Gagné ! Piqué à vif, mon sang ne fait qu'un tour, je le double in extremis quand je comprends son manège, et me retrouve, un peu malgré moi, assis à côté de ma cible.
C'est parti...

"Hi!"; il me répond, je lui demande comment il s'appelle, d'où il vient, ce qu'il fait dans la vie. Au fur et à mesure que je blablate, je me détends, j'apprécie ce qui est en train de se passer. Il veut savoir si je suis gay. Surtout, Tim tique quand je lui dis mon prénom, avec mon pseudo accent américain. J'en profite pour glisser la phrase qui tue, l'anicroche salvatrice, le sésame qui les fait tous (et toutes) tomber. "Sorry, I'm French" (à prononcer avec son plus gros accent, pour un rendement immédiat et maximal !)
Petit sourire de Tim.
La conversation s'épuise, nous nous égosillons pour couvrir les caissons de basse.
Je tente le tout pour le tout, me sentant de plus en plus inconfortable à attendre bêtement qu'il ne se passe rien.
"You wanna dance?"
Palpitations...
Re-sourire à tomber de Tim : "Sure!"
Il se lève et me prend par la main.

Nous dansons, nous tournons, collés l'un à l'autre comme deux collégiens sur un slow, maladroitement enlacés. Nous ne nous arrêtons pas, jamais, nous enchaînant tous les mix suivants, quels qu'ils soient, toujours dans cette même étreinte de plus en plus câline.
Nous sommes perdus très haut, dans une bulle, hors de tout. Nous sommes seuls sur la piste, seuls au monde. Je fonds.
Nos lèvres se cherchent. Nous nous embrassons.
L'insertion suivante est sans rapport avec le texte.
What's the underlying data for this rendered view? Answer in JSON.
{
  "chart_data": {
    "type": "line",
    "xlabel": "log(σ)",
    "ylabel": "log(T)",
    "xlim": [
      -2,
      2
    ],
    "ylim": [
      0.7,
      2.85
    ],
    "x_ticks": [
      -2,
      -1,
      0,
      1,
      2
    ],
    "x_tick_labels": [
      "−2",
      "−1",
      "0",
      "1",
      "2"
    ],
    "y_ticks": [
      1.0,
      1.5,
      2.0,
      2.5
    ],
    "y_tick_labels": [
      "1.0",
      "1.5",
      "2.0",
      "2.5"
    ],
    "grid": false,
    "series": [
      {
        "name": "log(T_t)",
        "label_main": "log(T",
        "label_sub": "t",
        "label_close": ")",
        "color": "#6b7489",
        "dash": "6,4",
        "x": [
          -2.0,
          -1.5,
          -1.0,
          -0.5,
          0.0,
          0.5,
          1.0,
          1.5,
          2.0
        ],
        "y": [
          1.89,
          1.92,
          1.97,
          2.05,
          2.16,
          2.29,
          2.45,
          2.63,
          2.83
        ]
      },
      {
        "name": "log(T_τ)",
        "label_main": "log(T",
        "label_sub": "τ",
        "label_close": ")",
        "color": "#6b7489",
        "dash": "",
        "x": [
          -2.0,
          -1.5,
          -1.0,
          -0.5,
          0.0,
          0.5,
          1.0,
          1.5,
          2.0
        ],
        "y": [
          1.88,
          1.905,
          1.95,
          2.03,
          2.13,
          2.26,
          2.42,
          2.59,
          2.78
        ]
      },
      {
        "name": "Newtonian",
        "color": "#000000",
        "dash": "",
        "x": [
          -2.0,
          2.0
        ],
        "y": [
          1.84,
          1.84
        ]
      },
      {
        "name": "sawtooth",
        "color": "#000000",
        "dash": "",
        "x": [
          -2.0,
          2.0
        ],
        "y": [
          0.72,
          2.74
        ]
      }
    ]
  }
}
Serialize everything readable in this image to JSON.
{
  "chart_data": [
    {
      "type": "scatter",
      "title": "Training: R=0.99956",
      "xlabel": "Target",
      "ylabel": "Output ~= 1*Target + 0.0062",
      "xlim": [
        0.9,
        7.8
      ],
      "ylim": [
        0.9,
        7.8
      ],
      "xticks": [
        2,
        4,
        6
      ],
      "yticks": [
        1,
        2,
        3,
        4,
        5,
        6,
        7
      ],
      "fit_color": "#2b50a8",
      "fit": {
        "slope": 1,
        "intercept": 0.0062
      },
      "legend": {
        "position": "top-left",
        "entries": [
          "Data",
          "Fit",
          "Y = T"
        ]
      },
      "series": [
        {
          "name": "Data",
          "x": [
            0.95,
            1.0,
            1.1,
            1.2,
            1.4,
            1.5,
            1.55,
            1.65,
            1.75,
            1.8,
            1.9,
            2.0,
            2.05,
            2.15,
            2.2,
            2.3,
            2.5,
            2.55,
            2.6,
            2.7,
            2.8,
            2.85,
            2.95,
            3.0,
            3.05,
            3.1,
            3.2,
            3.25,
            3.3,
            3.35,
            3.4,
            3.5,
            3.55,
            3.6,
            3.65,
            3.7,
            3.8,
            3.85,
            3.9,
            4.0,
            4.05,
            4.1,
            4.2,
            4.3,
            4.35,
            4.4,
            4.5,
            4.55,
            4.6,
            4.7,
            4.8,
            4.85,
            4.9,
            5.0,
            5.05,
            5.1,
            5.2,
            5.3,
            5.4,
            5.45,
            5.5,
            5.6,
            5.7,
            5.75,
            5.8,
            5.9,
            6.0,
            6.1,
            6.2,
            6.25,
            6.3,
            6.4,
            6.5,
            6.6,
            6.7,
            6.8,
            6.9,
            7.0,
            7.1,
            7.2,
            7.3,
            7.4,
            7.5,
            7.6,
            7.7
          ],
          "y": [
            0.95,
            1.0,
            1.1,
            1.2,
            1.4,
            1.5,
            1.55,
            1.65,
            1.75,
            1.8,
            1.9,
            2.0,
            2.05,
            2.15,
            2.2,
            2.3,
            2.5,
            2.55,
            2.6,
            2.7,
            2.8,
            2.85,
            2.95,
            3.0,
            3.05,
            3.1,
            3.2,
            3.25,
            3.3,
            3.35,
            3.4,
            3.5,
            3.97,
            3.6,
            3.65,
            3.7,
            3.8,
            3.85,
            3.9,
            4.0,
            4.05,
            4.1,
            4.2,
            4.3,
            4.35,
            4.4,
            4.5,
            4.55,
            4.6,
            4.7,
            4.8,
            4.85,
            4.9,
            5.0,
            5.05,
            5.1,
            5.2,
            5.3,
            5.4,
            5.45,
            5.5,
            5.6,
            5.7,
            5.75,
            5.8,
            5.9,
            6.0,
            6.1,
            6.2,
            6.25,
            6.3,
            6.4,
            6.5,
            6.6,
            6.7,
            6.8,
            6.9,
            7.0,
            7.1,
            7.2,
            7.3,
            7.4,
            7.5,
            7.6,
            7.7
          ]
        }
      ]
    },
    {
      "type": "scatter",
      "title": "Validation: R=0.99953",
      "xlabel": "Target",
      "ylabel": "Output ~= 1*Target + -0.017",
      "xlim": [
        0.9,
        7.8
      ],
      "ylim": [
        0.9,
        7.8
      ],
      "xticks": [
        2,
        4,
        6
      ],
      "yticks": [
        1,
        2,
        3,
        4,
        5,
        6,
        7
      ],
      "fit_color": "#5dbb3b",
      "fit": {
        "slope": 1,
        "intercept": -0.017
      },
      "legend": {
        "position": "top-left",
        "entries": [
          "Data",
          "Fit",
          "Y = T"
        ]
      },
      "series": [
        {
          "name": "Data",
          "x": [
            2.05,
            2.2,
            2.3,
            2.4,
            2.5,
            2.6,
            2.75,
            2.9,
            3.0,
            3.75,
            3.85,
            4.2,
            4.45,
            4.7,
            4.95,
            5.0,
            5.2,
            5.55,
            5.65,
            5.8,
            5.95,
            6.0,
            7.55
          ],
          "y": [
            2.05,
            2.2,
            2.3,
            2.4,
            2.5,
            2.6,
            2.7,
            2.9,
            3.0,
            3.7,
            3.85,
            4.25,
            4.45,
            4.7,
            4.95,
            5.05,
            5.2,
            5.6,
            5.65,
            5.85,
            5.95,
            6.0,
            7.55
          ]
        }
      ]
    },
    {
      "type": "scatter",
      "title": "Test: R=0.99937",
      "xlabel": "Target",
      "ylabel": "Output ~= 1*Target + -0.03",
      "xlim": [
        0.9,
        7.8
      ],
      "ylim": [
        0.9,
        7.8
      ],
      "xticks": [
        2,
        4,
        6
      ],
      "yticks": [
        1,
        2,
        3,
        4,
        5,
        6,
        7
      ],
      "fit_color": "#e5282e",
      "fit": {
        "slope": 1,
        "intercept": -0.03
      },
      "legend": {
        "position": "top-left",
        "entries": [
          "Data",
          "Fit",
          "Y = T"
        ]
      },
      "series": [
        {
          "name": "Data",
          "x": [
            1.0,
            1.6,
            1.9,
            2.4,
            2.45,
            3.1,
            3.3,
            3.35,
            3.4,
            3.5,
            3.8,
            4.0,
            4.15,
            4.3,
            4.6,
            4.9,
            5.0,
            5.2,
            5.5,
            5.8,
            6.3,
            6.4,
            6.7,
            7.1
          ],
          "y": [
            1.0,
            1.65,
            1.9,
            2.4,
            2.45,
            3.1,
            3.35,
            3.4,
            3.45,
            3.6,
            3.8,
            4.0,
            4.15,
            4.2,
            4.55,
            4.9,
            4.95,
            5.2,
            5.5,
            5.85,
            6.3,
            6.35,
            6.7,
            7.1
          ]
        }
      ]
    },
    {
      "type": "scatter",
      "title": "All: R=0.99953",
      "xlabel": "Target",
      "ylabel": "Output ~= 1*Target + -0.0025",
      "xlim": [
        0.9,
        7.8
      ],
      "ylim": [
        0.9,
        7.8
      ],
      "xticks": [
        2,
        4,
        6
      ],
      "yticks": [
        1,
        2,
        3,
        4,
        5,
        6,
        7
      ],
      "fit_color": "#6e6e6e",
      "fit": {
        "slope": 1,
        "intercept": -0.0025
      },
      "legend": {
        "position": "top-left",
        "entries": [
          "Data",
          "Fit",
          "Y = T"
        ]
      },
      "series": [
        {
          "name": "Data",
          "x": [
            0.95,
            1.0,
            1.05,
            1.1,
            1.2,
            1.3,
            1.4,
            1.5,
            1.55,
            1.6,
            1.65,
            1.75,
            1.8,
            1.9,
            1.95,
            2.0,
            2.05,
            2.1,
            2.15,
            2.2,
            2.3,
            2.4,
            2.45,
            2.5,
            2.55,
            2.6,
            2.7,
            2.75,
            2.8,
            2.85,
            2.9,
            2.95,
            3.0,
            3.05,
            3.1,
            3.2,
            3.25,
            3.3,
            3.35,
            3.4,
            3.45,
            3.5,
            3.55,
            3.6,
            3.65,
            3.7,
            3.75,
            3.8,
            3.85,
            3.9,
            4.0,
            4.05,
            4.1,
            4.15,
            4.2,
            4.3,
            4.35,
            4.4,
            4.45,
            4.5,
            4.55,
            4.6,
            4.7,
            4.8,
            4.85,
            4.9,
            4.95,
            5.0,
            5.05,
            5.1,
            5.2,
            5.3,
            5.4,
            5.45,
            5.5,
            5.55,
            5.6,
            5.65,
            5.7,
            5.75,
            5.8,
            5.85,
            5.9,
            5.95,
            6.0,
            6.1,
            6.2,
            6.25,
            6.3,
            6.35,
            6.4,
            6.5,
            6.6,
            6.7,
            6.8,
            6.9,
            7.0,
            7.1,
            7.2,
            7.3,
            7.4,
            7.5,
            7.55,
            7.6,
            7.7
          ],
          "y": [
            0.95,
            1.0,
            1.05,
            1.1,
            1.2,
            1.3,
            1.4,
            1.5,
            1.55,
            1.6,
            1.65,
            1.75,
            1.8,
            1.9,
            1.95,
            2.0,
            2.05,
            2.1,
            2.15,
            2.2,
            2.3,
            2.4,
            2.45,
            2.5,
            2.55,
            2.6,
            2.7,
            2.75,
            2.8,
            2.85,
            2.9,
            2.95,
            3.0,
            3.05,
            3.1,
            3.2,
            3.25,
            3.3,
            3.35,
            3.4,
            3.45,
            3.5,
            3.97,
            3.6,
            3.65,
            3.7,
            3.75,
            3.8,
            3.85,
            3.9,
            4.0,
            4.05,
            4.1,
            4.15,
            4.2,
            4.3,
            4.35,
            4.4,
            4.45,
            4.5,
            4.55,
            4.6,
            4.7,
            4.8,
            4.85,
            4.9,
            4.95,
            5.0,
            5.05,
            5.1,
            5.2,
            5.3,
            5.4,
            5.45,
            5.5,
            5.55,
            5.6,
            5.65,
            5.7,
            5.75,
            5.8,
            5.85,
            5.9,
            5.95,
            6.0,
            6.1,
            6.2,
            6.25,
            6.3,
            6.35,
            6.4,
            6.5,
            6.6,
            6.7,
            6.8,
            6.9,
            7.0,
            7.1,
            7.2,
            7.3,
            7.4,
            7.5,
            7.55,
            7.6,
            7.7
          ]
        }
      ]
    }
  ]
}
Les boîtes ferment tôt en Californie. 1h30, arrêt de la musique.
Douloureuse sortie de notre douce torpeur. Nous nous sourions, presque gênés.
Il se dirige vers la sortie, je lui arrache son numéro avant qu'il ne m'échappe avec ses amis.
Dans la nuit, il répond à mon texto : "Thanks for the dance..."
L'échange durera quelques jours. Il vit trop loin, n'est pas assez indépendant.
Nous ne nous reverrons pas.

Aujourd'hui, je suis incapable de me rappeler son visage.
Mais l'émoi que Tim provoque encore en moi me trouble, au regard du peu de choses que nous avons vécu.
La soirée s'est suffi à elle-même, intense et unique.

6 commentaires:

Anonyme a dit…

Et finalement n'est ce pas plus mal ainsi ? en garder un chaste souvenir ? non, ce n'est pas de cela que je parle... il est juste question de deux personnes qui se sont enlacées et ont partagé une soirée plus que spéciale, un fantasme à demi-mot... un bonheur simple. ok, j'arrête le côté fleur bleu, je vais agacer. :D

Matorif a dit…

un très joli post pour une bien belle histoire...

Anonyme a dit…

Histoire ordinaire décrite d'une bien jolie façon

Charles a dit…

Au risque de péter le trip, il me semble que la population gay était plus faible que 99%, j'en ai fait les frais...Et si je ne me souviens pas non plus de sa tête, je me rapelle bien que son cul était super laid..ok c'est pas cool, mais quand même ça nous a bien marqué... pour un bel éphèbe!
Très beau post en tout cas, bien réinterprété, pour une très belle soirée inoubliée !!

Anonyme a dit…

J'aurais pu écrire la même chose, avec les mêmes mots ! A croire qu'on vit tous un peu les mêmes histoires...

alix a dit…

beau souvenir qui réveille l'un des miens: en soirée étudiante, invité a danser par un beur splendide au merveilleux sourire, tous les deux émus. douche froide quand mes amis m'ont vu avec lui. je m'en suis écarté brutalement en essayant de donner le change, mettant ça sur le compte des habitudes maghrébines supposées.